Au moins ceux qui allaient l’accompagner étaient-ils tels qu’ils pussent lui rendre dans la captivité l’essentielle consolation de le servir à sa guise, de le distraire, de fournir un aliment à son oisiveté, d’apaiser ses nerfs irritables, de lui tenir société ? Sauf à l’île d’Elbe, où pourtant il ne chômait pas un jour d’audiences ni de visites, il n’avait jamais senti le poids des heures, entraîné qu’il était par la course effrénée de ses destins, par l’obligation des affaires auxquelles le jour et la nuit ne suffisaient point, par la représentation militaire et civile, par cette vie où, à juger par son œuvre, les années comptèrent pour lui comme les siècles pour le commun des hommes. Mais, à présent, il avait besoin qu’on l’entourât, qu’on le distrayât, qu’on écartât les pierres de sa route, que, sans servilité ni bassesse, on lui formât une cour.

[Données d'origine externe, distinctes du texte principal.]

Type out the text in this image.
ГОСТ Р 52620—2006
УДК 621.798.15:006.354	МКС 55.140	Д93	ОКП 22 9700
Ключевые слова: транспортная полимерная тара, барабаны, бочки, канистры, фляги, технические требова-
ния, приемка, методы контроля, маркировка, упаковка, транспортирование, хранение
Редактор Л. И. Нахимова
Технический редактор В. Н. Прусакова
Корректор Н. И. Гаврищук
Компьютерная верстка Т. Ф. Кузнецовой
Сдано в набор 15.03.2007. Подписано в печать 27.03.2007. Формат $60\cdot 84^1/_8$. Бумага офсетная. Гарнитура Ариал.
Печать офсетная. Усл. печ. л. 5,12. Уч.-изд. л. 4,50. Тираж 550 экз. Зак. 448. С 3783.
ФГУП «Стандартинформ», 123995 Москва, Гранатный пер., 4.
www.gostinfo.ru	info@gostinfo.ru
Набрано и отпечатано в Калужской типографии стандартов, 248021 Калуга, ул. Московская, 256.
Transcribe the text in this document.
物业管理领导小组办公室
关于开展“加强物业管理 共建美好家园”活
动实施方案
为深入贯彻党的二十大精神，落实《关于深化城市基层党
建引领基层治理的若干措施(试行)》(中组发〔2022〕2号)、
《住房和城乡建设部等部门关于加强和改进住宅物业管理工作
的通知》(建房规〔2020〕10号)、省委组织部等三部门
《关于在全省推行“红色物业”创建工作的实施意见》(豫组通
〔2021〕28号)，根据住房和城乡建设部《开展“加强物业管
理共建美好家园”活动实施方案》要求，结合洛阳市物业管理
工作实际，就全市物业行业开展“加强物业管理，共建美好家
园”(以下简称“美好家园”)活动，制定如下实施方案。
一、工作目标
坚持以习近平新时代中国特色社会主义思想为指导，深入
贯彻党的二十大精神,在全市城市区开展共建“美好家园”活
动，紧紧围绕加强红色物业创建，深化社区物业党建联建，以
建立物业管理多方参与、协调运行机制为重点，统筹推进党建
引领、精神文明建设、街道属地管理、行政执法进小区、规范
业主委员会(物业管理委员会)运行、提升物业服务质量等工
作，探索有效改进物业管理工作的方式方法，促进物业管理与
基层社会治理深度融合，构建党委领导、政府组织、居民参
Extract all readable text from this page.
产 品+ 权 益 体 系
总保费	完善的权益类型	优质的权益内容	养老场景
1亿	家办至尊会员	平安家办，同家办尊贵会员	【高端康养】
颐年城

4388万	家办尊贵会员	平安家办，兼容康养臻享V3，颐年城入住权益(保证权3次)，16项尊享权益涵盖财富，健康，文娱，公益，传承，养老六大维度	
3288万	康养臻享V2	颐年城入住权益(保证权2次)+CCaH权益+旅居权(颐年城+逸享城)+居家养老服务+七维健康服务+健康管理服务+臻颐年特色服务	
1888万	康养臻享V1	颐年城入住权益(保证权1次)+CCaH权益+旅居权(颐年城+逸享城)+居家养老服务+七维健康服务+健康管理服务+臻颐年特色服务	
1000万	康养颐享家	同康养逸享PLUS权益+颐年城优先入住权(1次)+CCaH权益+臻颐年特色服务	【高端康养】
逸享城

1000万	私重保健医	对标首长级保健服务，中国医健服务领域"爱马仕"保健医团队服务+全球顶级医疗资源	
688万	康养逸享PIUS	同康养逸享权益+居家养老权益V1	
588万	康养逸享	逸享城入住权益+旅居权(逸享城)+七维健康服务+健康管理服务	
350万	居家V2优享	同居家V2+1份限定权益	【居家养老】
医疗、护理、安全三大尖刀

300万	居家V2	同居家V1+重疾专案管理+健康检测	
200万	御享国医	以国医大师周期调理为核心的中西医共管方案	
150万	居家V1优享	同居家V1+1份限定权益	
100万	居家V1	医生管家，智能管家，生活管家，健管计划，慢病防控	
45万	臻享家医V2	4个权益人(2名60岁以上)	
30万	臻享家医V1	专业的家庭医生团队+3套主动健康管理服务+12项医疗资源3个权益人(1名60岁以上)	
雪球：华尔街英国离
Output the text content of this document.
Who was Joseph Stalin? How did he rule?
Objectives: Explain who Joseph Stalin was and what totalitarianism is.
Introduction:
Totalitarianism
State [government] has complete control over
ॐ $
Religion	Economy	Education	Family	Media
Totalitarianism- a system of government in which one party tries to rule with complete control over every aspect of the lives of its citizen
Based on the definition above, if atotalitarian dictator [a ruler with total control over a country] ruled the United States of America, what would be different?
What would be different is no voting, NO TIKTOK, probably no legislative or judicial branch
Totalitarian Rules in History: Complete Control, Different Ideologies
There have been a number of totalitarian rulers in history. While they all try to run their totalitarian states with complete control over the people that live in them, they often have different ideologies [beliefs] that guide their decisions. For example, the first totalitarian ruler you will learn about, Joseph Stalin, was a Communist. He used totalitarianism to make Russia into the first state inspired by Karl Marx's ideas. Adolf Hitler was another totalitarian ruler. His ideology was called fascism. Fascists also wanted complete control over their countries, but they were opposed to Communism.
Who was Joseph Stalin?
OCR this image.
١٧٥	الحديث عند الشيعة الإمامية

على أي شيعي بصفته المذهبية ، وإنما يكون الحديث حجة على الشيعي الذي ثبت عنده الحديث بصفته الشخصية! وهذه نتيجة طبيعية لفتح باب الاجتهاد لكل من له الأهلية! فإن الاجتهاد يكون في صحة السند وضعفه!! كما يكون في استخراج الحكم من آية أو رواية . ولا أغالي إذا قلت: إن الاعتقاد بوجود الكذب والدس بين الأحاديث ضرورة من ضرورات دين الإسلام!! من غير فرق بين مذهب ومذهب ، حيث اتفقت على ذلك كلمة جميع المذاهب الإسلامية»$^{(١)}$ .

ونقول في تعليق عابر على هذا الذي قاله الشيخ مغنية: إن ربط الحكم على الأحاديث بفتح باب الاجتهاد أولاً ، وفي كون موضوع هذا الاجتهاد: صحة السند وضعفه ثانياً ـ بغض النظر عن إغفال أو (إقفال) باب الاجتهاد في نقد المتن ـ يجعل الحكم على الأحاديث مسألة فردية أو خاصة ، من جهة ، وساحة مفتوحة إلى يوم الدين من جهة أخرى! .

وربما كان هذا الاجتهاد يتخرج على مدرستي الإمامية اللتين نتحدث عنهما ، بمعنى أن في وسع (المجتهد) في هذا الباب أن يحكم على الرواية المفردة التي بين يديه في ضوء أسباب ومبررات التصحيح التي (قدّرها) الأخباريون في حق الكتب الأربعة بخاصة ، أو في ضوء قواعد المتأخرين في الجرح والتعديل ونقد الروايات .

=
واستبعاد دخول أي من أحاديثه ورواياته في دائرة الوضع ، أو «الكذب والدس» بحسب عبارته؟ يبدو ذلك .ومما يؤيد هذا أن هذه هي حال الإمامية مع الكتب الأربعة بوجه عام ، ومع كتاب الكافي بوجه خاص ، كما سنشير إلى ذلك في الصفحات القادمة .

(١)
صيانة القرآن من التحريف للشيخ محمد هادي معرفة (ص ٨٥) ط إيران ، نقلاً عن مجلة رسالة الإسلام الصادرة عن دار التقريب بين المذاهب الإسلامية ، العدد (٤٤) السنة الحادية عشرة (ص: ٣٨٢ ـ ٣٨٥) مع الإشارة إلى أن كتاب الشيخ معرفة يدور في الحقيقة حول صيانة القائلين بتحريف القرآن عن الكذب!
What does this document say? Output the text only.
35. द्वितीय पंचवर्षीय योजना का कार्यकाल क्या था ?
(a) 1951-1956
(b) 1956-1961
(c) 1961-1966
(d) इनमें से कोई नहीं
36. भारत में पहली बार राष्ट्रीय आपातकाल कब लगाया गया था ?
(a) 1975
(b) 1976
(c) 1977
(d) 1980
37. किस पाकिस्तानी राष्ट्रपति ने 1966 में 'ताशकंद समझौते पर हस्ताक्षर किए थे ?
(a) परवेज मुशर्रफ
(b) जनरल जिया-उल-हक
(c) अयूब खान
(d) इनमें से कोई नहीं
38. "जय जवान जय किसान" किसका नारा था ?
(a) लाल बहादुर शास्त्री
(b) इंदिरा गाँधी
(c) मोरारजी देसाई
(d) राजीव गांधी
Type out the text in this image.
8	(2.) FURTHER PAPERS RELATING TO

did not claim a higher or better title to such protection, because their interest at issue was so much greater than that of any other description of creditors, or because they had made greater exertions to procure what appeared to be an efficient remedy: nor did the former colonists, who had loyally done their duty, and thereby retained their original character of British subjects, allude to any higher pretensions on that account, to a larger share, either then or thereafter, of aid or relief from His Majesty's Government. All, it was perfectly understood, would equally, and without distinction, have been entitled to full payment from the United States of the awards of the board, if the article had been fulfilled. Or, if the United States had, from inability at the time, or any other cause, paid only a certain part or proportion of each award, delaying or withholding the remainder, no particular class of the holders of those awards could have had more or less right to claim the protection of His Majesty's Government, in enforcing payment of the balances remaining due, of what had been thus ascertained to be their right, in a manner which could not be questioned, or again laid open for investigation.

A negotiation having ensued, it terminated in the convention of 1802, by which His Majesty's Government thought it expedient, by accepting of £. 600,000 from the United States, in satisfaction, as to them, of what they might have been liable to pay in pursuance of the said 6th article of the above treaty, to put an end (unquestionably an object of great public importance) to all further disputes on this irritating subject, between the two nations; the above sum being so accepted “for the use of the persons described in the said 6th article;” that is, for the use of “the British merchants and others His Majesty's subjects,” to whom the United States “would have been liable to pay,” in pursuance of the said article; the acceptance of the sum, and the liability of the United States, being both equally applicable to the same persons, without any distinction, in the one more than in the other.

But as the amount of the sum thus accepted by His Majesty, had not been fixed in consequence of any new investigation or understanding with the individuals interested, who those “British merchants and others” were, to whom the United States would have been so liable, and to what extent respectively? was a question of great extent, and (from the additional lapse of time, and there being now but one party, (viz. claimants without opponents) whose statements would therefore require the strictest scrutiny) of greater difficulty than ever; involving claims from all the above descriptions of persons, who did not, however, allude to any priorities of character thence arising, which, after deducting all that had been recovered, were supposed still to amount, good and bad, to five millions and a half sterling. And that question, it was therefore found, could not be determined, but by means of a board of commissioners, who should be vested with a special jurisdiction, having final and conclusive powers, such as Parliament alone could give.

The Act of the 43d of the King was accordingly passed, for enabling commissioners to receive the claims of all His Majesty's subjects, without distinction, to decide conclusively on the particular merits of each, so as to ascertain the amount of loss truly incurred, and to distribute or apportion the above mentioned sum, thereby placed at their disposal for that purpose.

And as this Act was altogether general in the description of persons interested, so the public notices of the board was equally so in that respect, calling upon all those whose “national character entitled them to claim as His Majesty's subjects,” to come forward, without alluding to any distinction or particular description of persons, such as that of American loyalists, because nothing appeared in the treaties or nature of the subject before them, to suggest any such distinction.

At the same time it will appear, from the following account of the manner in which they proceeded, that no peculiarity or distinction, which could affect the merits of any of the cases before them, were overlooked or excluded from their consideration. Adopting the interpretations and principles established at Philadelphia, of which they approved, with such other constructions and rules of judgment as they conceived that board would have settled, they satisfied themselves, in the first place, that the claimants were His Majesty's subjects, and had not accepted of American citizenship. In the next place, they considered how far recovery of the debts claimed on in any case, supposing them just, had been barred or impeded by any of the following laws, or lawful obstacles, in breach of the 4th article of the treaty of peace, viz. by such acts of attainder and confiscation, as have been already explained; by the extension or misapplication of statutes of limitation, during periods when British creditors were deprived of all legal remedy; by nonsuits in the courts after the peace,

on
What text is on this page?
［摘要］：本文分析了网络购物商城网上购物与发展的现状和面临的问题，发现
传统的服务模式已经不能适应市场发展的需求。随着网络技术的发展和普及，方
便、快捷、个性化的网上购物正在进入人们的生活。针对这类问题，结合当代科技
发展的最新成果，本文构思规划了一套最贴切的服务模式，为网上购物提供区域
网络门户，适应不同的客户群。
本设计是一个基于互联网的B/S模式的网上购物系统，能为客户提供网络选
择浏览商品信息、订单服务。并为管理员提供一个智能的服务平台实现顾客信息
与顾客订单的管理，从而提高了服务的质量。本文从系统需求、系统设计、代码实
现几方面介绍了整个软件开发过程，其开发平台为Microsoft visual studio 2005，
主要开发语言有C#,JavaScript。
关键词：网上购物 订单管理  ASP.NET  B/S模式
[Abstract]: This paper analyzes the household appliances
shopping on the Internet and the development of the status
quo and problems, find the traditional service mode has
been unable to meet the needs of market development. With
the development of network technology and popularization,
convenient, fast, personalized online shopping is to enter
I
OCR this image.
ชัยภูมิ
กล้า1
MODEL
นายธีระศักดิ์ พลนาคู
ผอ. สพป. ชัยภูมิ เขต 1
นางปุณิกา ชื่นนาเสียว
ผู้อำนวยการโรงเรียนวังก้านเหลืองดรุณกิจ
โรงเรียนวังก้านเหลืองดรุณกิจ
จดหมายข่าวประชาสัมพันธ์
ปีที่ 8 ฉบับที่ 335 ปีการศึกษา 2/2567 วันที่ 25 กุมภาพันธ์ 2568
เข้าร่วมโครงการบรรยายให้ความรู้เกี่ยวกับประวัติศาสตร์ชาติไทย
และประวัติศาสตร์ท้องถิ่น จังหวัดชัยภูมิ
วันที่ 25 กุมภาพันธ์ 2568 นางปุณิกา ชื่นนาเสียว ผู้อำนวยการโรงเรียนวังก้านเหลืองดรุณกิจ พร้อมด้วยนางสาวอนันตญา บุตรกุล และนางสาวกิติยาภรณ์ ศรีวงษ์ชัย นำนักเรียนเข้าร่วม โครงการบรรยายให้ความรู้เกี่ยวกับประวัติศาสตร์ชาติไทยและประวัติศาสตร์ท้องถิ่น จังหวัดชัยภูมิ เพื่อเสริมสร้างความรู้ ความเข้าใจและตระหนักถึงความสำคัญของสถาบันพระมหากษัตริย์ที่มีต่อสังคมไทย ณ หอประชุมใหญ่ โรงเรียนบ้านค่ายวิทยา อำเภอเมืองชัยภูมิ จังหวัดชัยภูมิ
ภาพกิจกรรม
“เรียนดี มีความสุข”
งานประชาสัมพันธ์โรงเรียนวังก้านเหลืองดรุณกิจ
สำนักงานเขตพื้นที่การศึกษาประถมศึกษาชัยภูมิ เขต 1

Qu’étaient-ce donc les quatre hommes qui allaient vivre avec lui, — qu’il les eût choisis ou qu’ils se fussent imposés à son choix ?

Un, dès qu’il s’offrait, n’avait pas à être discuté : le général comte Bertrand, grand maréchal du Palais. « Bertrand est désormais identifié à mon sort, a dit Napoléon ; c’est devenu historique. »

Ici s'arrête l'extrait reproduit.